Search

Teori Pelabelan Kejahatan (2)



Teori Pelabelan Kejahatan (2)


3 - Konsekuensi Pelabelan
Teori pelabelan tertarik pada efek pelabelan pada label yang diberi label. Mereka mengklaim bahwa, dengan memberi label kepada orang-orang tertentu sebagai pelaku kriminal atau menyimpang, masyarakat justru mendorong mereka untuk menjadi lebih.

Pada bagian ini saya sampaikan:
1.      Penyimpangan Primer dan Sekunder (Edwin Lemert)
2.      Karir Yang Menyimpang, Status Master dan Subkultur (Howard Becker)
3.      Pelabelan dan Prophecy Self-Fulling diterapkan pada pendidikan (Howard Becker dan Rosenthal dan Jacobson)
4.      Pelabelan teori yang diterapkan pada Media - Moral Panics, Folk Devils dan Deviancy Amplification (Stan Cohen)
Jika materi di bawah tampak sedikit samasekali - itu karena semua variasi halus pada tema yang sama!
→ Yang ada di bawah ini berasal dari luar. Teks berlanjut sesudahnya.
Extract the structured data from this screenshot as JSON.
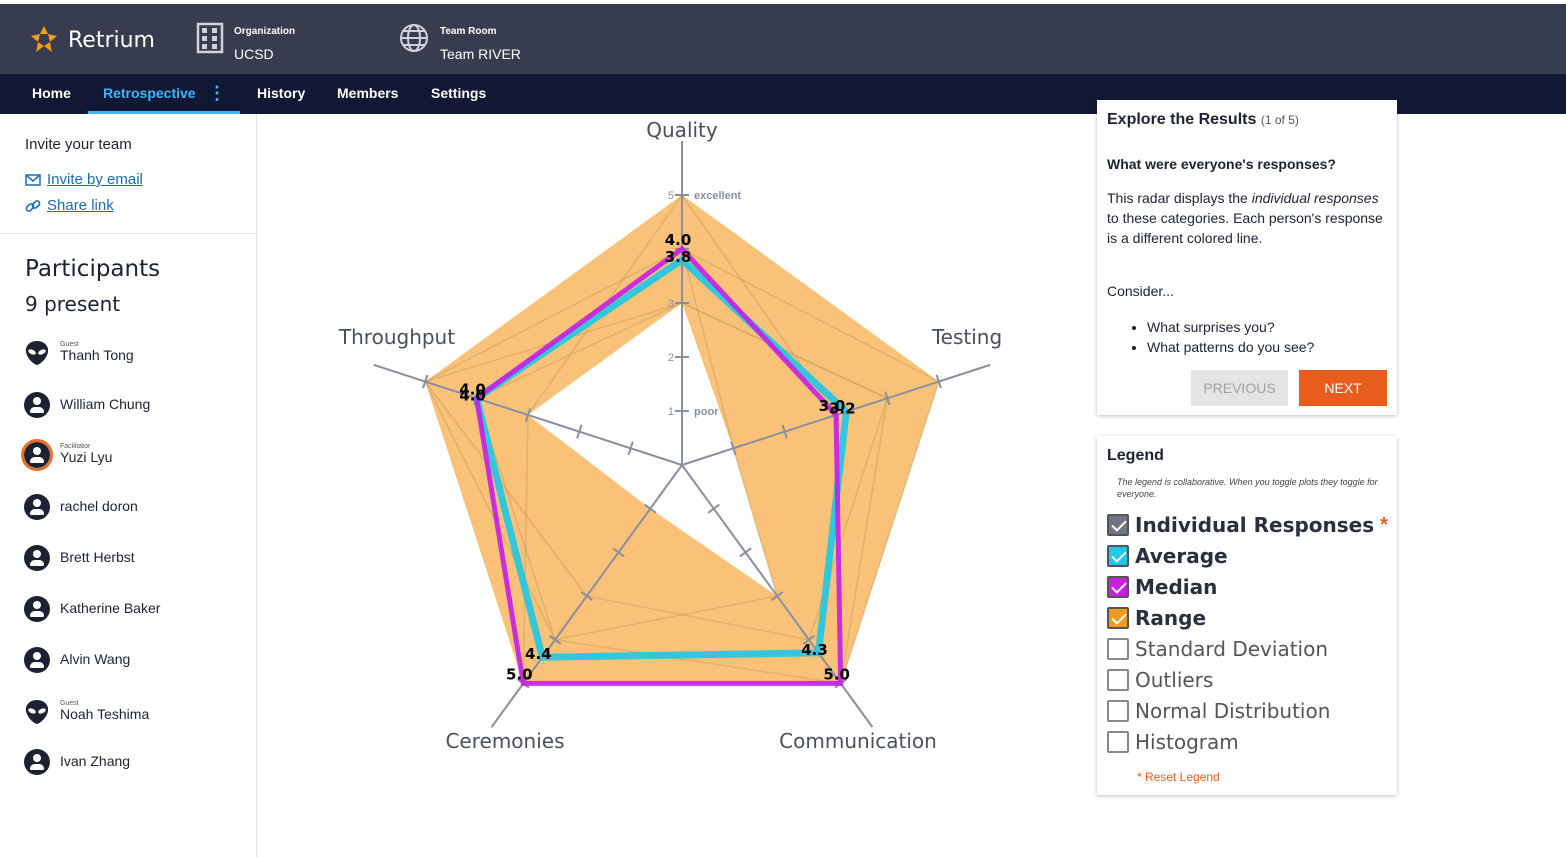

Penyimpangan Primer dan Sekunder
Edwin Lemert (1972) mengembangkan konsep penyimpangan primer dan sekunder untuk menekankan fakta bahwa setiap orang melakukan tindakan menyimpang, namun hanya beberapa orang yang tertangkap menyimpang dan diberi label sebagai orang yang menyimpang.


Penyimpangan primer mengacu pada tindakan yang belum diberi label di depan umum, dan akibatnya hanya sedikit konsekuensinya, sementara penyimpangan sekunder mengacu pada penyimpangan yang merupakan konsekuensi respons orang lain, yang signifikan.
Untuk mengilustrasikan hal ini, Lemert mempelajari Inuit Kanada di pesisir, yang memiliki masalah gagap kronis atau tergagap. Lemert mengemukakan bahwa masalahnya 'disebabkan' pada pembuatan pidato seremonial. Gagal berbicara dengan baik adalah penghinaan besar. Anak-anak dengan sedikit kesulitan berbicara begitu sadar akan keinginan orang tua mereka untuk memiliki anak-anak yang berbicara dengan baik sehingga mereka menjadi terlalu cemas tentang kemampuan mereka sendiri. Kecemasan inilah yang menyebabkan kegagapan kronis.
Lemert membandingkan Inuit pesisir yang menekankan pentingnya berbicara di depan umum dengan budaya sejenis lainnya di wilayah yang tidak terikat status dengan berbicara di muka umum, dan menemukan bahwa dalam budaya seperti itu, gagap sebagian besar tidak ada, maka Lemert menyimpulkan bahwa itu adalah Tekanan sosial untuk berbicara dengan baik (reaksi masyarakat) yang menyebabkan beberapa orang mengalami masalah dengan gagap.
Dalam contoh ini, gagap kronis (penyimpangan sekunder) adalah respons terhadap reaksi orang tua terhadap cacat bicara ringan awal (primary deviance).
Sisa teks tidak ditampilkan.